Google updates struggling Chrome OS
Update adds full Drive integration, a new app list and wallpaper support
Google has issued an update to Chrome OS, the cloud-based software that runs on the company's Chromebook and Chromebox devices - but are the changes too late to win sales?
Updating devices to the latest stable release brings several interface enhancements, including a new apps list, full Google Drive integration, and the ability to add custom wallpapers.
Rather than a full-screen grid of available apps, the new app list is a small box that pops up without obscuring running applications. It's ordered into pages of 16 apps each, and has its own in-built omnibar that searches apps and online, with search results mixed together. You can also pin apps directly to the Launcher - what Google calls the taskbar.

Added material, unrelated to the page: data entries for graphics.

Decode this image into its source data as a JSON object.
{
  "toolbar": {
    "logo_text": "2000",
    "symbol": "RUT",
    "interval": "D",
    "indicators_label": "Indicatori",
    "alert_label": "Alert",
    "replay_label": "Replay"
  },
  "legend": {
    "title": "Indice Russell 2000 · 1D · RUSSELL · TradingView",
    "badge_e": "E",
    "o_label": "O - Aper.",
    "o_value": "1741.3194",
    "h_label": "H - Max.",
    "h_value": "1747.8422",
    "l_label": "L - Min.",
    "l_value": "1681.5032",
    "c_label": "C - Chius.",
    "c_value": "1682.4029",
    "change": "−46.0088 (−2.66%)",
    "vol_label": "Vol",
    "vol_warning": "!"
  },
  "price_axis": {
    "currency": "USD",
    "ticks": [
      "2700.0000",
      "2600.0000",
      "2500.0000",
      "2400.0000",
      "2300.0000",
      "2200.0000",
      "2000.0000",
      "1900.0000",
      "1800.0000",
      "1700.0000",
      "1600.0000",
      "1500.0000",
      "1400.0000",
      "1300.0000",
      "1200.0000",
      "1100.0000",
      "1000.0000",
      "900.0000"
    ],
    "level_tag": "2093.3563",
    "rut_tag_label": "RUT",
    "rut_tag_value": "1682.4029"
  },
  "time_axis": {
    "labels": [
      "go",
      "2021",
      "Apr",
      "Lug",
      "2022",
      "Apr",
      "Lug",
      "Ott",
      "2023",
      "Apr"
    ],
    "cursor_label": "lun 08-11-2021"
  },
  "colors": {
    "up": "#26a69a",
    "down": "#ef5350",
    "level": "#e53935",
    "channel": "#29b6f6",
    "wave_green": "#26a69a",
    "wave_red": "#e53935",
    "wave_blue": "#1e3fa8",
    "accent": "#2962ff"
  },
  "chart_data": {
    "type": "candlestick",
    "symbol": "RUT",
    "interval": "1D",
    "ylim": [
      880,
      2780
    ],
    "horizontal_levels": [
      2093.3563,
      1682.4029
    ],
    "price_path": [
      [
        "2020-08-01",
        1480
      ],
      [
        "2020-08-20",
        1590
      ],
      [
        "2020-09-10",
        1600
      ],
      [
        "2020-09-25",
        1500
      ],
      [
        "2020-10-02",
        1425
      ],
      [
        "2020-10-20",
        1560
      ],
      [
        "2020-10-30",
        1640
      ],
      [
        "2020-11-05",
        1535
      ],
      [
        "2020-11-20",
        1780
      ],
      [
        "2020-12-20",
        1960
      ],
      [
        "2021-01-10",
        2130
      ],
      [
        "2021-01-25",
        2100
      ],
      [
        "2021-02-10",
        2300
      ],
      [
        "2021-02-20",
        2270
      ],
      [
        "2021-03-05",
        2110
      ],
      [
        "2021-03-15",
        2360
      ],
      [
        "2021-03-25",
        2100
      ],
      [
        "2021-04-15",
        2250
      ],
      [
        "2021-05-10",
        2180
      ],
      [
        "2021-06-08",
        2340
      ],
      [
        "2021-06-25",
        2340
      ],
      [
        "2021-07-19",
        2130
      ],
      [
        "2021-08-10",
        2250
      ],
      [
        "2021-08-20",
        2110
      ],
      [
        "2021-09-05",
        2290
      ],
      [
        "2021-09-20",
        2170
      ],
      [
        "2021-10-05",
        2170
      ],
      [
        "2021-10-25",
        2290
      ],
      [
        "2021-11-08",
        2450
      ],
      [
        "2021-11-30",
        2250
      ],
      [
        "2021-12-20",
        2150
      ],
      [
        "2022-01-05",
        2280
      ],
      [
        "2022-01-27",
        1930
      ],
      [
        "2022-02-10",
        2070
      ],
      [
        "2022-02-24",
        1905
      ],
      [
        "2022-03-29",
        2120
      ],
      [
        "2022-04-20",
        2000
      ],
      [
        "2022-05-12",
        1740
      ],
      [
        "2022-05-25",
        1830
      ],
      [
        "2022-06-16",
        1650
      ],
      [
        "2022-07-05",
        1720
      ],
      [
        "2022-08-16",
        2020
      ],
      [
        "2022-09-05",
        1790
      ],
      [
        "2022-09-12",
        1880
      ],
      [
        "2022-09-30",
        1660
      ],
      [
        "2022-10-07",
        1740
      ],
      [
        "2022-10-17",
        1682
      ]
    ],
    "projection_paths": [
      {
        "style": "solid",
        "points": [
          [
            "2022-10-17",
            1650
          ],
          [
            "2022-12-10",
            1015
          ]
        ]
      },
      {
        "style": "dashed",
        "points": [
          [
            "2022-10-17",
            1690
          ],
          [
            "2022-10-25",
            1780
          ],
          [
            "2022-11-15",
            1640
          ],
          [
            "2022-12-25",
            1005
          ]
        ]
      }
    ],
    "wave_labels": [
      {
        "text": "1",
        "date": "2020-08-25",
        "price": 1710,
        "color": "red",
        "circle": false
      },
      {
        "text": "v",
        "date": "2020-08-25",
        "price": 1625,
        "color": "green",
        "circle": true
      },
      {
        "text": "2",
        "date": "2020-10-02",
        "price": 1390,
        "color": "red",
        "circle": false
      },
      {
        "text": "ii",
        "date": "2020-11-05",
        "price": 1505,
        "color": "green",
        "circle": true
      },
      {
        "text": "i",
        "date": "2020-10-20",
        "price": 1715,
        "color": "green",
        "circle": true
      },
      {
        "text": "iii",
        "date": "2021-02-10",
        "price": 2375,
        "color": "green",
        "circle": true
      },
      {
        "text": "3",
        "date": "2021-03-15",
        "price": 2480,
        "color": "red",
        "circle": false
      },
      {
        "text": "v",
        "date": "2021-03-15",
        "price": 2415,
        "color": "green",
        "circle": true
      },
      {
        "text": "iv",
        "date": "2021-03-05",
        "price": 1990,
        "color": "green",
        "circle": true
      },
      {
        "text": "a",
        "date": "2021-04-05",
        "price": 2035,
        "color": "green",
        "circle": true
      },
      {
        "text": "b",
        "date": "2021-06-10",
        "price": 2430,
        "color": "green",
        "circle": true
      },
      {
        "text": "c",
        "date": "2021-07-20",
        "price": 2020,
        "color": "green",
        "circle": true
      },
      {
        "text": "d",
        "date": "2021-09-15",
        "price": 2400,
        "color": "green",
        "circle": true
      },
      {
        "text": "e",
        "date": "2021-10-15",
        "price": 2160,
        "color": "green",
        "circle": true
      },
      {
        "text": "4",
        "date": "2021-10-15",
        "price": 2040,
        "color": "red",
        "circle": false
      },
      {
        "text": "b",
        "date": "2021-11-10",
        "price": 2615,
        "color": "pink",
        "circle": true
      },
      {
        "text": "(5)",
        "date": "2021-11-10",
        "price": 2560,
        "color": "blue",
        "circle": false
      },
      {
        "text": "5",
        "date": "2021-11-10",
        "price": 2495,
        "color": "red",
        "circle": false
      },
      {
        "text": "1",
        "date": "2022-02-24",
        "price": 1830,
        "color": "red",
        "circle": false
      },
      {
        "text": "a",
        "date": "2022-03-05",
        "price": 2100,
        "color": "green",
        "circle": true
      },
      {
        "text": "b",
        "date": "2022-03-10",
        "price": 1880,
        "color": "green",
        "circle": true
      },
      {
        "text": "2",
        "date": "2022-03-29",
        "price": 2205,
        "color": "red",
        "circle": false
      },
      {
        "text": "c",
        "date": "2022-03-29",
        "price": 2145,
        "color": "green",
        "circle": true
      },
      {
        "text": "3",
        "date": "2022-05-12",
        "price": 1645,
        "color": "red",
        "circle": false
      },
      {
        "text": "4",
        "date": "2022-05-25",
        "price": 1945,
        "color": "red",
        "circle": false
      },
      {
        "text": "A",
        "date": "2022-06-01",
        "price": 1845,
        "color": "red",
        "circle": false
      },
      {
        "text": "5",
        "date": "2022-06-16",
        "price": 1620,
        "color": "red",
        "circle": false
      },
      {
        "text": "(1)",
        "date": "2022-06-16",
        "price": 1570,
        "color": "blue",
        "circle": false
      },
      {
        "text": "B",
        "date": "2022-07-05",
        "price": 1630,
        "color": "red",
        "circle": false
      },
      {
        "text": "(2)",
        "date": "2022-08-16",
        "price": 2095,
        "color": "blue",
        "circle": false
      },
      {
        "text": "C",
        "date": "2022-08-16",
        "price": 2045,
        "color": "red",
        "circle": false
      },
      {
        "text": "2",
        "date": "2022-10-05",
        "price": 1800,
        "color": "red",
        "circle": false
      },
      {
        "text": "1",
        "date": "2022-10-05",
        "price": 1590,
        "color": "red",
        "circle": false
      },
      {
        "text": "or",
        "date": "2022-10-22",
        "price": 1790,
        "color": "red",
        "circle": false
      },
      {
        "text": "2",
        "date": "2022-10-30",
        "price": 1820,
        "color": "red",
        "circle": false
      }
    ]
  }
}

Google has added the ability to save files directly to Drive, rather than saving them locally and uploading them, making it much easier to work on files between devices. Saving a file opens a dialog window with a choice of tabs; choose Google Drive and it gives a neatly ordered folder and file tree that's arguably cleaner than the Drive web interface.
Choosing a desktop wallpaper beyond bundled samples is finally possible, and Google has moved the choice away from the browser and into the same file and folder dialog window.
With a more user-friendly UI and vital offline apps added in the last big release in April, Chrome OS is gradually becoming a viable affordable alternative to a Windows laptop.
Whether that will translate into sales remains to be seen. By January, Google had placed 27,000 Chromebooks in schools in 41 US states, and in June it announced more than 500 school districts in the US and Europe were actively using the devices. Figures haven't been released for consumer sales, but are thought to be small.
In June, Google pushed its Chromebooks into 100 Best Buy stores in the US and an unspecified number of Dixons outlets in the UK. No sales figures have been released, but a study by online advertising firm Chitika of web traffic for a week in June put Chrome OS's share at a negligible 0.0119% - lower even than those using the Sony PlayStation 3 as an unlikely web browser.